A few years ago, at the request of a constituent, I visited another illegal immigrant who was being held in prison. He had originally come from Eastern Europe to New Zealand on a false passport, and was being detained after an aborted attempt by the Immigration Department to deport him had ended in tears - the country of origin would not accept the department’s paperwork and they returned him to New Zealand!

After many months in prison, while the paper work was being redone – and it looked like the process could take years – he was released on bail to the Mangere Refugee and Resettlement Centre. With freedom within his reach, I understand that his stay there was short. One day he failed to return and is now one of the more than 20,000 illegal immigrants at large in New Zealand.

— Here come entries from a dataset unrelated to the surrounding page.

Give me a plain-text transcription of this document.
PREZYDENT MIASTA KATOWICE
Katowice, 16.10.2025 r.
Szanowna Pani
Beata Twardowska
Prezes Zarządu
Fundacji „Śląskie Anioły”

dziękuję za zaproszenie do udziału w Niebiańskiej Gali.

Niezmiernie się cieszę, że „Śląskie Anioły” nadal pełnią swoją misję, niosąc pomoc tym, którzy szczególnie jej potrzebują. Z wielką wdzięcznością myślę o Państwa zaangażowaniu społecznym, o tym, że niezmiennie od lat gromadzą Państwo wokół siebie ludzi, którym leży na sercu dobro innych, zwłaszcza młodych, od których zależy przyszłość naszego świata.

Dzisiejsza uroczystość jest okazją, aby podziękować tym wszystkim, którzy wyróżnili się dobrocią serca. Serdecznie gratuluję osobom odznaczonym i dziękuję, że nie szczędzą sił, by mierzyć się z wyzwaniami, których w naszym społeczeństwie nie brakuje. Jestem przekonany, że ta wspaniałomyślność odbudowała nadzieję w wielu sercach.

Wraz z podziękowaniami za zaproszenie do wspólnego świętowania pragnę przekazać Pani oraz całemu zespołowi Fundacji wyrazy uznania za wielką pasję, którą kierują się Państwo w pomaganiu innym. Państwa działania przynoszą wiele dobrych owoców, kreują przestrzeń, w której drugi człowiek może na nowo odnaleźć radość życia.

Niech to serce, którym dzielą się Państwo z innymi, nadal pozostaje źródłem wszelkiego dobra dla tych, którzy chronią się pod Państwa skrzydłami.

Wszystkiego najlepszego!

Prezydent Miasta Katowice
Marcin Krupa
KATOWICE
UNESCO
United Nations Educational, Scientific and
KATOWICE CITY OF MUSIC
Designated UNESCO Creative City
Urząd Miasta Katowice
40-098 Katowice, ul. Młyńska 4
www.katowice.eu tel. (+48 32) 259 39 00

They say that justice delayed is justice denied. In the Zaoui case, New Zealand citizens have been penalised twice over: firstly, the delays in this case have cost taxpayers millions of dollars, and secondly, by failing to act on a needed law change, the Government has allowed a suspected terrorist to go free. By doing so, the Government is again reinforcing the impression that, as far as national security issues are concerned, New Zealand is a soft touch. That is unforgivable.

Weekly PC FREE NZ campaign hot issue: With the new smokefree laws being seen as “the latest cog in the Government’s social engineering experiment”, isn’t it strange that, with the over-representation of Maori in smoker statistics, marae, housie halls and prisons, are all excluded from the smoking ban!